Now, I know I’ve said it before – and no doubt I’ll say it again and again and again – but it’s not easy being me. I mean, as if it’s not hard enough juggling the three jobs I have on this august organ with being head of new business at McContent & Design (remember them?), at the moment I don’t even have anyone to take out my frustrations on after a hard day’s slog.
Even worse, Easter’s looming and I’ve been thinking that this year will be bereft of posh Easter eggs for me to scoff. Luckily, help has been at hand, after I spotted a fascinating article on every love rat’s favourite website, IllicitEncouters.com.
So, dear Foxy fans, I would like to invite you to enter the world of polyamorous relationships, which apparently are becoming more and more common, as people explore intimate connections with more than one person.
However, just when I was beginning to imagine being lavished with Easter eggs from numerous admirers, it turns out that it is far more complex than you may think. In fact, the world of polyamory is “poly-crazy”.
First, there is hierarchical polyamory, with primary partners and secondary partners, and, perhaps unsurprisingly, non-hierarchical polyamory, with multiple relationships that do not have any hierarchy or ranking.

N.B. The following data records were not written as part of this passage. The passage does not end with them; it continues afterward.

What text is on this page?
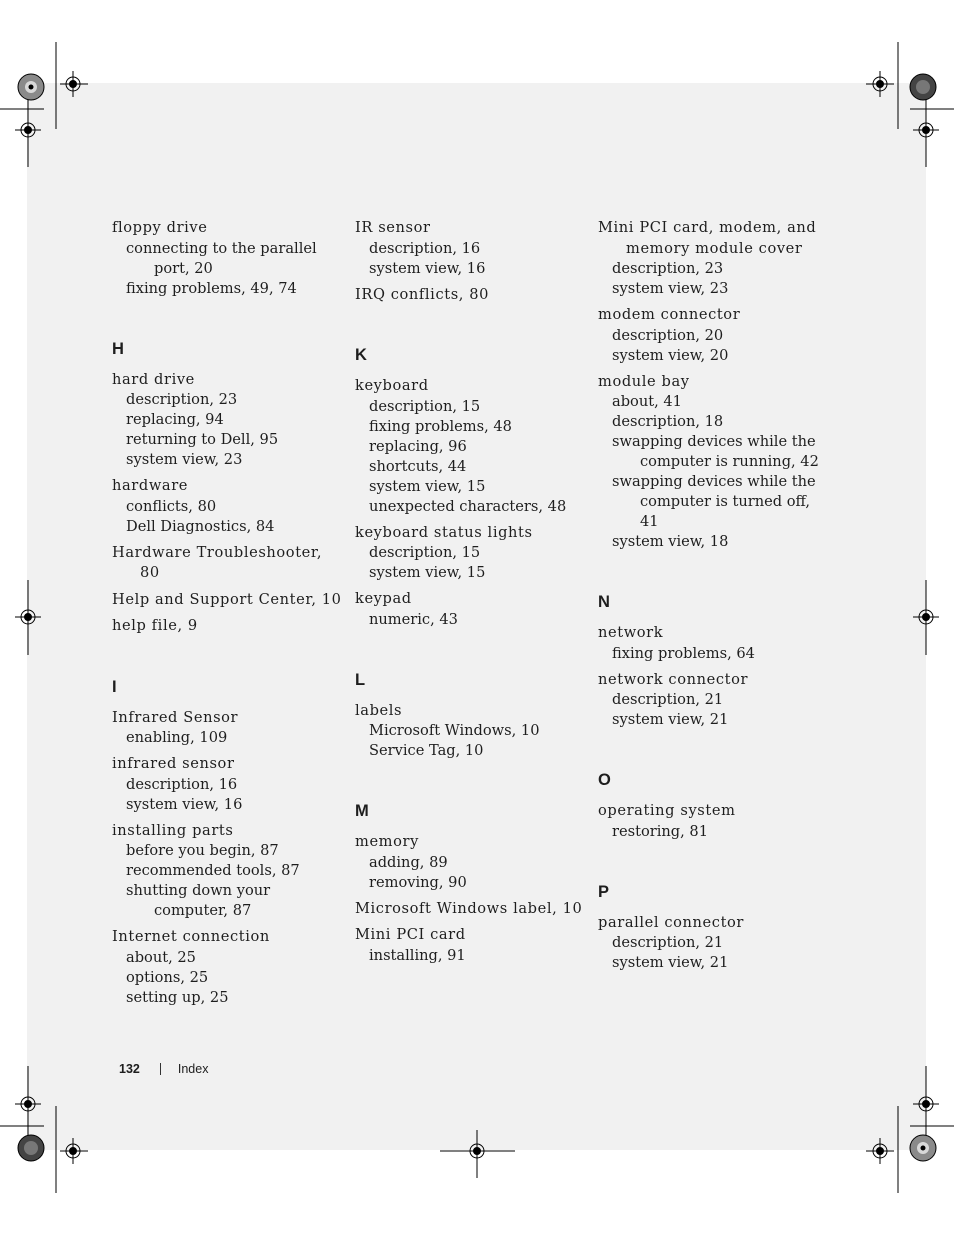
floppy drive
connecting to the parallel port, 20
fixing problems, 49, 74
H
hard drive
description, 23
replacing, 94
returning to Dell, 95
system view, 23
hardware
conflicts, 80
Dell Diagnostics, 84
Hardware Troubleshooter, 80
Help and Support Center, 10
help file, 9
I
Infrared Sensor
enabling, 109
infrared sensor
description, 16
system view, 16
installing parts
before you begin, 87
recommended tools, 87
shutting down your computer, 87
Internet connection
about, 25
options, 25
setting up, 25
IR sensor
description, 16
system view, 16
IRQ conflicts, 80
K
keyboard
description, 15
fixing problems, 48
replacing, 96
shortcuts, 44
system view, 15
unexpected characters, 48
keyboard status lights
description, 15
system view, 15
keypad
numeric, 43
L
labels
Microsoft Windows, 10
Service Tag, 10
M
memory
adding, 89
removing, 90
Microsoft Windows label, 10
Mini PCI card
installing, 91
Mini PCI card, modem, and memory module cover
description, 23
system view, 23
modem connector
description, 20
system view, 20
module bay
about, 41
description, 18
swapping devices while the computer is running, 42
swapping devices while the computer is turned off, 41
system view, 18
N
network
fixing problems, 64
network connector
description, 21
system view, 21
O
operating system
restoring, 81
P
parallel connector
description, 21
system view, 21
132	Index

Then there is parallel polyamory, where everyone is aware of each other’s partners and relationships, but there is no real contact between everyone.
Meanwhile, kitchen table polyamory is where all partners can sit together around a table and have open and honest conversations about their romantic or sexual relationships, and solo polyamory is more for people who like their own space and like to maintain relationships on their own terms.
Mono-poly relationships are where one partner will identify as polyamorous while the other partner identifies as monogamous. And, finally, triad relationships are when there are three people in a “couple” together, they all live together and share finances, but they will also each have multiple relationships of their own.
Of course, as always, there will be “poly-people” wondering what this has got to do with marketing. Well, imagine how “poly-tastic” your ad campaigns could be if you manage to get through to these “poly-spenders”. And, very helpfully, IllicitEncounters.com has millions of them on its database.
I for one am not among them. As a newly converted polyphobic, I’ll take the single life any day. In fact, I would rather buy all my own Easter eggs than have to put up with all those “poly-pervs”.